Nella pronuncia in esame, dopo aver ripercorso l’evoluzione normativa che ha interessato la normativa in materia di incandidabilità, decadenza e sospensione dalle cariche politiche, la Corte osserva che il contesto normativo di riferimento in cui si inscrive la legge delega ha sempre previsto la sospensione dalla carica politica per provvedimenti precedenti la condanna definitiva e la decadenza dalla carica al momento del passaggio in giudicato della sentenza di condanna. Posto dunque che, sotto il profilo letterale, «la formulazione del comma 64, lettera m), non è tale da escludere un’interpretazione in continuità con il regime precedente» e osservato anche che sulla base di considerazioni di carattere logico-sistematico è da respingersi la soluzione interpretativa offerta dai giudici rimettenti, la Corte conclude sostenendo che «se l’obiettivo è quello di ricondurre a sistema una disciplina stratificata negli anni […] la conseguenza [è] che i principi sono quelli già posti dal legislatore (sentenza n. 341 del 2007 e n. 53 del 2005), il che esclude l’illegittimità della scelta attuata dal Governo di conservazione dell’istituto nei suoi caratteri essenziali e del suo semplice adattamento alle innovazioni introdotte su altri versanti dalla nuova disciplina».
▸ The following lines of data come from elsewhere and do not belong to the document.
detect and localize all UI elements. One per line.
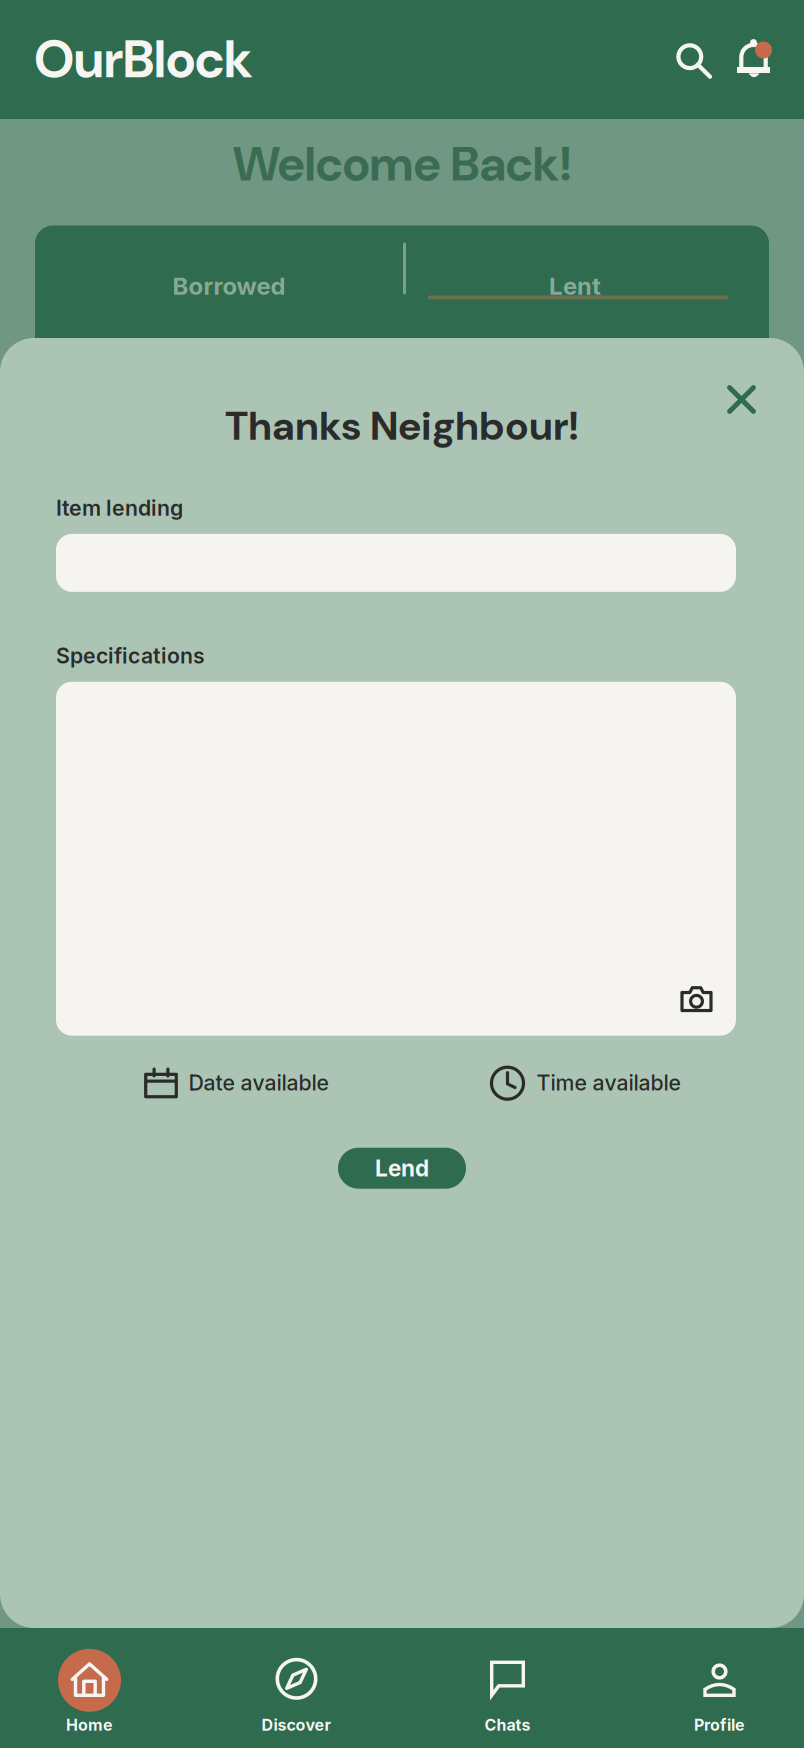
button[interactable]: Date available — [144, 1066, 328, 1100]
button[interactable]: Discover — [201, 1625, 402, 1748]
staticText: Time available — [536, 1070, 680, 1096]
staticText: Welcome Back! — [232, 133, 572, 196]
staticText: Profile — [694, 1715, 745, 1735]
button[interactable]: Close — [727, 385, 756, 414]
button[interactable]: Add photo — [680, 985, 713, 1013]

Sotto altro profilo, la sentenza n. 276 del 2016 si segnala anche per l’ulteriore questione di legittimità costituzionale sollevata, nei confronti delle medesime disposizioni oggetto di impugnativa con le ordinanze sopra menzionate, per violazione dell’articolo 117 della Costituzione, con riferimento all’articolo 7 della CEDU. I giudici rimettenti dubitano, infatti, della compatibilità delle norme censurate con il principio di irretroattività delle sanzioni di cui al citato articolo 7 della CEDU.
Nel dichiarare non fondata la questione di legittimità costituzionale in relazione a tale ulteriore profilo, la Corte ha ribadito che spetta ad essa «valutare come ed in qual misura il prodotto dell’interpretazione della Corte europea si inserisca nell’ordinamento costituzionale italiano. La norma CEDU, nel momento in cui va ad integrare il primo comma dell’art. 117 Cost., da questo ripete il suo rango nel sistema delle fonti, con tutto ciò che segue, in termini di interpretazione e bilanciamento, che sono le ordinarie operazioni cui questa Corte è chiamata in tutti i giudizi di sua competenza» (sentenza n. 317 del 2009). In altri termini, spetta a essa di apprezzare la giurisprudenza europea formatasi sulla norma conferente, «in modo da rispettarne la sostanza, ma con un margine di apprezzamento e di adeguamento che le consenta di tener conto delle peculiarità dell’ordinamento giuridico in cui la norma convenzionale è destinata a inserirsi (sentenza n. 311 del 2009)» (sentenza n. 236 del 2011; da ultimo, sentenza n. 193 del 2016)».